Saturday, we decided to head out for a run. The weather wasn’t great, it was a bit on the cold side and windy. When we walked out the door I said to myself, “if I get uncomfortable, I am going home.” At the same time Emily as having some nausea issues and wasn’t feeling it either. Regardless of the discomfort, we started the run.
As we got up the road from the house, the wind blew hard and bit any part of my exposed skin, but we went on. By the end of the first mile, the weather wasn’t as painful. Overall we were at the start of a pretty good run and finding new paths to explore.
By mile three we found our way into a park we hadn’t seen before and were able to run through an arboretum and do a little trail running.
From mile 3 to mile 6 we ran through a couple of neighborhoods looking at some houses.
Rounding out the first 10k, we were in the park near our house and by that point decided that we might as well finish off the 8 miles we had planned. By the time we got back to the house I had logged 8.5 miles and had gas left in the tank to keep going.
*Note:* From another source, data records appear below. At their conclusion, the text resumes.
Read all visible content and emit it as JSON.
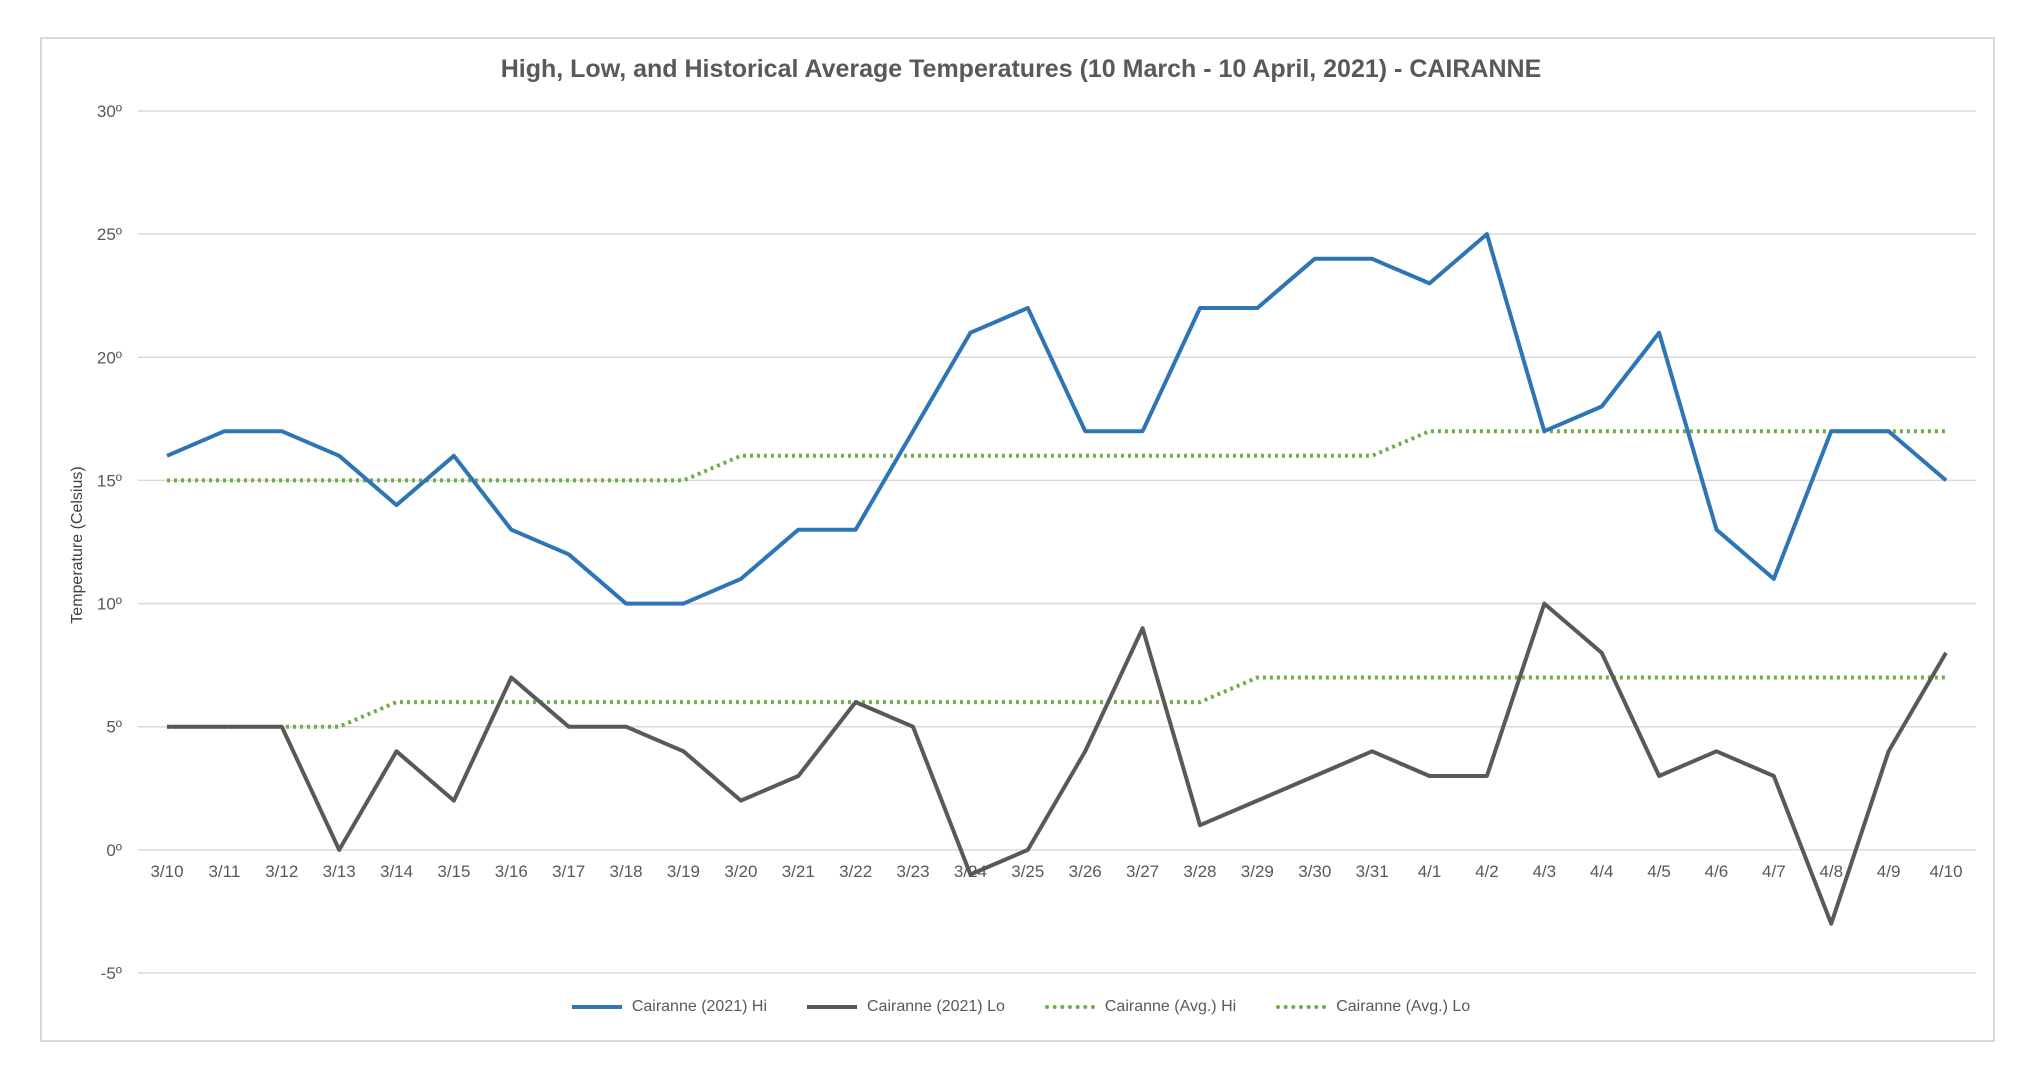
{
  "chart_data": {
    "type": "line",
    "title": "High, Low, and Historical Average Temperatures (10 March - 10 April, 2021) - CAIRANNE",
    "ylabel": "Temperature (Celsius)",
    "xlabel": "",
    "ylim": [
      -5,
      30
    ],
    "yticks": [
      -5,
      0,
      5,
      10,
      15,
      20,
      25,
      30
    ],
    "ytick_labels": [
      "-5º",
      "0º",
      "5º",
      "10º",
      "15º",
      "20º",
      "25º",
      "30º"
    ],
    "grid": "horizontal",
    "legend_position": "bottom",
    "categories": [
      "3/10",
      "3/11",
      "3/12",
      "3/13",
      "3/14",
      "3/15",
      "3/16",
      "3/17",
      "3/18",
      "3/19",
      "3/20",
      "3/21",
      "3/22",
      "3/23",
      "3/24",
      "3/25",
      "3/26",
      "3/27",
      "3/28",
      "3/29",
      "3/30",
      "3/31",
      "4/1",
      "4/2",
      "4/3",
      "4/4",
      "4/5",
      "4/6",
      "4/7",
      "4/8",
      "4/9",
      "4/10"
    ],
    "series": [
      {
        "name": "Cairanne (2021) Hi",
        "color": "#2e75b6",
        "style": "solid",
        "values": [
          16,
          17,
          17,
          16,
          14,
          16,
          13,
          12,
          10,
          10,
          11,
          13,
          13,
          17,
          21,
          22,
          17,
          17,
          22,
          22,
          24,
          24,
          23,
          25,
          17,
          18,
          21,
          13,
          11,
          17,
          17,
          15
        ]
      },
      {
        "name": "Cairanne (2021) Lo",
        "color": "#595959",
        "style": "solid",
        "values": [
          5,
          5,
          5,
          0,
          4,
          2,
          7,
          5,
          5,
          4,
          2,
          3,
          6,
          5,
          -1,
          0,
          4,
          9,
          1,
          2,
          3,
          4,
          3,
          3,
          10,
          8,
          3,
          4,
          3,
          -3,
          4,
          8
        ]
      },
      {
        "name": "Cairanne (Avg.) Hi",
        "color": "#70ad47",
        "style": "dotted",
        "values": [
          15,
          15,
          15,
          15,
          15,
          15,
          15,
          15,
          15,
          15,
          16,
          16,
          16,
          16,
          16,
          16,
          16,
          16,
          16,
          16,
          16,
          16,
          17,
          17,
          17,
          17,
          17,
          17,
          17,
          17,
          17,
          17
        ]
      },
      {
        "name": "Cairanne (Avg.) Lo",
        "color": "#70ad47",
        "style": "dotted",
        "values": [
          5,
          5,
          5,
          5,
          6,
          6,
          6,
          6,
          6,
          6,
          6,
          6,
          6,
          6,
          6,
          6,
          6,
          6,
          6,
          7,
          7,
          7,
          7,
          7,
          7,
          7,
          7,
          7,
          7,
          7,
          7,
          7
        ]
      }
    ]
  }
}
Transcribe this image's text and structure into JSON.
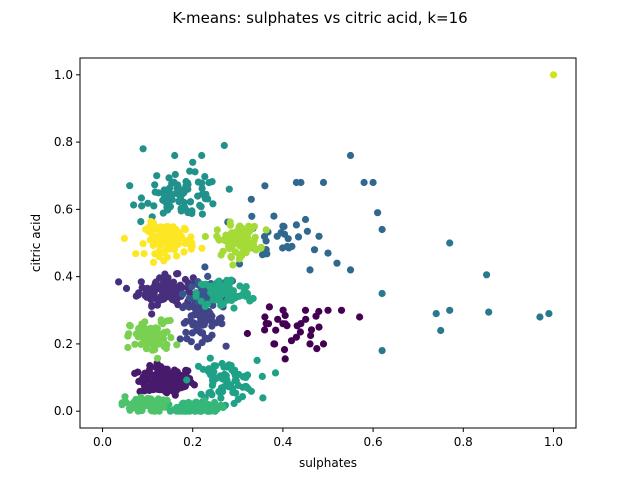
{
  "chart_data": {
    "type": "scatter",
    "title": "K-means: sulphates vs citric acid, k=16",
    "xlabel": "sulphates",
    "ylabel": "citric acid",
    "xlim": [
      -0.05,
      1.05
    ],
    "ylim": [
      -0.05,
      1.05
    ],
    "xticks": [
      "0.0",
      "0.2",
      "0.4",
      "0.6",
      "0.8",
      "1.0"
    ],
    "yticks": [
      "0.0",
      "0.2",
      "0.4",
      "0.6",
      "0.8",
      "1.0"
    ],
    "grid": false,
    "clusters": [
      {
        "color": "#440154",
        "center": [
          0.42,
          0.25
        ],
        "spread": [
          0.08,
          0.06
        ],
        "count": 35,
        "points": [
          [
            0.37,
            0.31
          ],
          [
            0.4,
            0.26
          ],
          [
            0.43,
            0.22
          ],
          [
            0.45,
            0.3
          ],
          [
            0.48,
            0.25
          ],
          [
            0.5,
            0.3
          ],
          [
            0.53,
            0.3
          ],
          [
            0.57,
            0.28
          ],
          [
            0.38,
            0.2
          ],
          [
            0.36,
            0.28
          ],
          [
            0.46,
            0.2
          ],
          [
            0.49,
            0.2
          ]
        ]
      },
      {
        "color": "#481a6c",
        "center": [
          0.14,
          0.09
        ],
        "spread": [
          0.05,
          0.035
        ],
        "count": 130,
        "points": []
      },
      {
        "color": "#472f7d",
        "center": [
          0.14,
          0.36
        ],
        "spread": [
          0.05,
          0.035
        ],
        "count": 110,
        "points": []
      },
      {
        "color": "#414487",
        "center": [
          0.22,
          0.27
        ],
        "spread": [
          0.04,
          0.05
        ],
        "count": 70,
        "points": []
      },
      {
        "color": "#39568c",
        "center": [
          0.24,
          0.35
        ],
        "spread": [
          0.05,
          0.04
        ],
        "count": 55,
        "points": []
      },
      {
        "color": "#31688e",
        "center": [
          0.36,
          0.5
        ],
        "spread": [
          0.1,
          0.07
        ],
        "count": 45,
        "points": [
          [
            0.44,
            0.68
          ],
          [
            0.43,
            0.68
          ],
          [
            0.49,
            0.68
          ],
          [
            0.45,
            0.57
          ],
          [
            0.48,
            0.52
          ],
          [
            0.52,
            0.44
          ],
          [
            0.5,
            0.47
          ],
          [
            0.38,
            0.58
          ],
          [
            0.4,
            0.55
          ],
          [
            0.47,
            0.48
          ],
          [
            0.55,
            0.76
          ],
          [
            0.58,
            0.68
          ],
          [
            0.6,
            0.68
          ],
          [
            0.61,
            0.59
          ],
          [
            0.62,
            0.54
          ],
          [
            0.42,
            0.49
          ],
          [
            0.46,
            0.42
          ],
          [
            0.33,
            0.63
          ],
          [
            0.36,
            0.67
          ],
          [
            0.55,
            0.42
          ]
        ]
      },
      {
        "color": "#2a788e",
        "center": [
          0.75,
          0.35
        ],
        "spread": [
          0.12,
          0.06
        ],
        "count": 10,
        "points": [
          [
            0.62,
            0.35
          ],
          [
            0.62,
            0.18
          ],
          [
            0.74,
            0.29
          ],
          [
            0.75,
            0.24
          ],
          [
            0.77,
            0.3
          ],
          [
            0.97,
            0.28
          ],
          [
            0.99,
            0.29
          ],
          [
            0.77,
            0.5
          ]
        ]
      },
      {
        "color": "#21918c",
        "center": [
          0.18,
          0.64
        ],
        "spread": [
          0.07,
          0.05
        ],
        "count": 90,
        "points": [
          [
            0.09,
            0.78
          ],
          [
            0.16,
            0.76
          ],
          [
            0.22,
            0.76
          ],
          [
            0.27,
            0.79
          ],
          [
            0.12,
            0.7
          ],
          [
            0.2,
            0.74
          ]
        ]
      },
      {
        "color": "#1fa187",
        "center": [
          0.27,
          0.09
        ],
        "spread": [
          0.06,
          0.05
        ],
        "count": 80,
        "points": []
      },
      {
        "color": "#22a884",
        "center": [
          0.27,
          0.35
        ],
        "spread": [
          0.05,
          0.04
        ],
        "count": 80,
        "points": []
      },
      {
        "color": "#35b779",
        "center": [
          0.21,
          0.01
        ],
        "spread": [
          0.04,
          0.015
        ],
        "count": 120,
        "points": []
      },
      {
        "color": "#4ec36b",
        "center": [
          0.09,
          0.02
        ],
        "spread": [
          0.04,
          0.02
        ],
        "count": 55,
        "points": []
      },
      {
        "color": "#7ad151",
        "center": [
          0.11,
          0.22
        ],
        "spread": [
          0.04,
          0.04
        ],
        "count": 90,
        "points": []
      },
      {
        "color": "#a5db36",
        "center": [
          0.3,
          0.51
        ],
        "spread": [
          0.04,
          0.04
        ],
        "count": 85,
        "points": []
      },
      {
        "color": "#fde725",
        "center": [
          0.15,
          0.51
        ],
        "spread": [
          0.045,
          0.04
        ],
        "count": 95,
        "points": []
      },
      {
        "color": "#d2e21b",
        "center": [
          1.0,
          1.0
        ],
        "spread": [
          0,
          0
        ],
        "count": 1,
        "points": [
          [
            1.0,
            1.0
          ]
        ]
      }
    ]
  }
}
I am really excited about todays run and feel like I owe a lot to the cycling I have been doing for the lack of muscle fatigue in my legs and my calmer than normal heart rate.
At around 7.5 Miles I took this picture. This is when we figured out that we were both developing a blister on our right feet.
At the beginning of the run when Emily was showing off her, I don’t feel good face.
Sunday morning we ran outside for the first time in over 2 months. We were both a little nervous to see if our indoor training would prove sufficient when we actually on the road. All of those hours on the treadmill was surely going to pay off, right?
With our new Nikon Coolpix AW120 camera in hand, we hit the roads. We wanted to test the quality of the VR system, so all of our pictures were taken while running. We snapped over 130 pictures and less than 10 were blurry. (To be honest, Nick carried the camera on the run. I cannot take credit for these pictures.) Although, I was very impressed with the sharpness of the pictures and ability of the camera to focus even while being jostled around.
Our goal for the day was to run a minimum of a 10k, and we did just that. We climbed hills, welcomed descents, and dodged sheets of ice on the sidewalks. We couldn’t have asked for better weather, either. The sun was bright, the sky was a beautiful blue, the temperature cool enough to keep us from becoming overheated yet not too cold, and the wind was bearable not strong enough to slow us down.
The run was fantastic! Our training in Houston was flat, with our largest elevation gain of an entire run approximately 100 feet. The topography is definitely different in Wisconsin. We powered through one hill that was 100 feet elevation change, nearly half of our overall 200+ feet elevation gain. Nick and I were ecstatic about our pace and the ability to overcome the hills.
All of that hard work on the treadmill and bike trainer were really paying off. We maintained a good pace, our legs weren’t tired, and at the end of the run we both felt like we could’ve kept going. Not wanting to overdo it, we decided a 10k was a fair distance and we would have ample opportunities in the near future to run outdoors.
I’ve been wanting to buy a camera to take on our runs and bike rides for almost a year now. After researching the shockproof, waterproof cameras available, I’ve had my eye on the Nikon Coolpix AW120. Since the weather is beginning to warm up, making outdoor running possible, we finally purchased the camera yesterday. We have been shooting with DSLRs for several years, but these are too difficult, awkward, and heavy to carry on a run or bike ride. And, there is another reason persuading us not to take the DSLR for use while running, the cost of replacement is just TOO high.
Note, the new NIKON COOLPIX AW130 is said to release this month, reducing the price of the AW120 by over $100 dollars. I momentarily considered waiting for the new AW130, but the upgrades are minimal (at least to me) and I was happy to pay less for a great camera.
Pretty standard stuff – camera, battery, USB cable, AC adapter, camera strap, brush (what am I intended to brush?), and Quick Start Guide. I have to say, I do like that the AC adapter has the foldable prongs, making it more convenient for storage and travel. The guide recommends charging the battery for approximately 2 hours and 20 minutes before starting, although the camera did show the battery to have a charge.
After the battery was fully charged, we wanted to see how the camera would perform. We took the dogs on a walk in a nearby park and neighborhood and snapped a few pictures along the way. Some shots were still and others were taken while walking. As you can see, the camera does a pretty good job of focusing even while in motion.